Prasad V G M, Abraham Philip
VGM Hospital, 2100, Trichy Road, Coimbatore, 641 005, India.
P D Hinduja National Hospital and Medical Research Centre, Veer Savarkar Marg, Mahim, Mumbai, 400 016, India.
Indian J Gastroenterol. 2017 Jan;36(1):11-22. doi: 10.1007/s12664-016-0724-2. Epub 2016 Dec 17.
The aim of this review is to provide an overview of the clinical assessment and evidence-based treatment options for managing diabetes-associated chronic constipation.
A literature search of published medical reports in English language was performed using the OVID Portal, from PUBMED and the Cochrane Database of Systematic Reviews, from inception to October 2015. A total of 145 abstracts were identified; duplicate publications were removed and 95 relevant full-text articles were retrieved for potential inclusion.
Chronic constipation is one of the most common gastrointestinal symptoms in patients with diabetes, and occurs more frequently than in healthy individuals. Treatment goals include improving symptoms and restoring bowel function by accelerating colonic transit and facilitating defecation. Based on guidelines and data from published literature, food and dietary change with exercise and lifestyle change should be the first step in management. For patients recalcitrant to these changes, laxatives should be the next step of treatment. Treatment should begin with bulking agents such as psyllium, bran or methylcellulose followed by osmotic laxatives if response is poor. Lactulose, polyethylene glycol and lactitol are the most frequently prescribed osmotic agents. Lactulose has a prebiotic effect and a carry-over effect (continued laxative effect for at least 6 to 7 days, post cessation of treatment). Stimulants such as bisacodyl, sodium picosulphate and senna are indicated if osmotic laxatives are not effective. Newer agents such as chloride-channel activators and 5-HT4 agonist can be considered for severe or resistant cases.
The primary aim of intervention in diabetic patients with chronic constipation is to better manage the diabetes along with management of constipation. The physician should explain the rationale for prescribing laxatives and educate patients about the potential drawbacks of long-term use of laxatives. They should contact their physician if short-term use of prescribed laxative fails to provide relief.

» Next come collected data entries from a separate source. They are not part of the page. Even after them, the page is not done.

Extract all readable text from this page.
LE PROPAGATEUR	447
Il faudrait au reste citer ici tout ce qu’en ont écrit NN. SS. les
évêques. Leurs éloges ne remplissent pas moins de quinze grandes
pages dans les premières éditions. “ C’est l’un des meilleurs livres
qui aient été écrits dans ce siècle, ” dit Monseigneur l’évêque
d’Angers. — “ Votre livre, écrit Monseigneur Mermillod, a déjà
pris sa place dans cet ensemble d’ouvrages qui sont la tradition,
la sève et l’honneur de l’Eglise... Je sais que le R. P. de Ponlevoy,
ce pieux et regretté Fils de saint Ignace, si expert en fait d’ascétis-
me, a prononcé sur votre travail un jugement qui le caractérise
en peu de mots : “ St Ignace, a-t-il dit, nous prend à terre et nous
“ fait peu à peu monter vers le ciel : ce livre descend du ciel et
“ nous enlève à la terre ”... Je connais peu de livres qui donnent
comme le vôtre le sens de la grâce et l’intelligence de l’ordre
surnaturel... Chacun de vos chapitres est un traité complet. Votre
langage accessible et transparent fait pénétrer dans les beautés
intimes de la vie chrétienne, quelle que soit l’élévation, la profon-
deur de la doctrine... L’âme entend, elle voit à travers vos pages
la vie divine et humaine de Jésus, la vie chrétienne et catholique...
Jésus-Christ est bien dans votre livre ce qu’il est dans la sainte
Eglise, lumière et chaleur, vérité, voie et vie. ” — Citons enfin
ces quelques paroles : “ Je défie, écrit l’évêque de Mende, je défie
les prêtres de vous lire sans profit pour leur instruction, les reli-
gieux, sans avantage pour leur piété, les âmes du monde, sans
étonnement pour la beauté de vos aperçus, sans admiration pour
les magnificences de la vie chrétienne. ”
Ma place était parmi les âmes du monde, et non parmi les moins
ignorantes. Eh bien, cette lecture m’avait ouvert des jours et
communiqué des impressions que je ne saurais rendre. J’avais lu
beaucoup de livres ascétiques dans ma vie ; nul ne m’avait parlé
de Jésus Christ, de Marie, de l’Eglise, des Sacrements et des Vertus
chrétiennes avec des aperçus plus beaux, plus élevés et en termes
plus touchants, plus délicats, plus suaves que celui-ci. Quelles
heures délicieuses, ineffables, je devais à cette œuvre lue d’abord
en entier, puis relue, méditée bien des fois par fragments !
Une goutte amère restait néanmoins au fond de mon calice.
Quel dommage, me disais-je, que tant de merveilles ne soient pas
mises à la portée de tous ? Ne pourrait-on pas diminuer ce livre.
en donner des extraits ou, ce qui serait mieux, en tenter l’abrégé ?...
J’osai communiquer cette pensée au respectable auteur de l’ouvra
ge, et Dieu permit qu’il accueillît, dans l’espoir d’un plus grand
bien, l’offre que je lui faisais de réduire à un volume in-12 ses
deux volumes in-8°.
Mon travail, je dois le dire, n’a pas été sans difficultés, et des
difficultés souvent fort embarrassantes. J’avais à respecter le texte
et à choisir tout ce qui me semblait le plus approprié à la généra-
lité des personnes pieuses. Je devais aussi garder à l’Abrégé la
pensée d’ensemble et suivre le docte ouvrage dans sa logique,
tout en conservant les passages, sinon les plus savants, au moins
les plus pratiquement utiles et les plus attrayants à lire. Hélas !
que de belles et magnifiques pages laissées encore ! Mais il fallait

本综述旨在概述糖尿病相关慢性便秘的临床评估及循证治疗方案。
利用OVID平台,检索了PUBMED及Cochrane系统评价数据库中自创建至2015年10月发表的英文医学报告。共识别出145篇摘要;去除重复发表的文献后,检索到95篇相关全文文章以供纳入分析。
慢性便秘是糖尿病患者最常见的胃肠道症状之一,其发生率高于健康个体。治疗目标包括改善症状,通过加速结肠转运和促进排便恢复肠道功能。根据指南及已发表文献的数据,饮食及生活方式的改变(包括运动)应作为管理的第一步。对于那些对这些改变无反应的患者,应使用泻药进行下一步治疗。治疗应首先使用容积性泻药,如车前草、麸皮或甲基纤维素,若效果不佳则使用渗透性泻药。乳果糖、聚乙二醇和乳糖醇是最常用的渗透性泻药。乳果糖具有益生元效应和延续效应(停药后至少6至7天仍有持续的泻药作用)。若渗透性泻药无效,可使用刺激性泻药,如比沙可啶、匹可硫酸钠和番泻叶。对于严重或难治性病例,可考虑使用新型药物,如氯离子通道激活剂和5-HT4激动剂。
对糖尿病慢性便秘患者进行干预的主要目的是在治疗便秘的同时更好地控制糖尿病。医生应解释使用泻药的理由,并告知患者长期使用泻药的潜在弊端。如果短期使用规定的泻药未能缓解症状,患者应联系医生。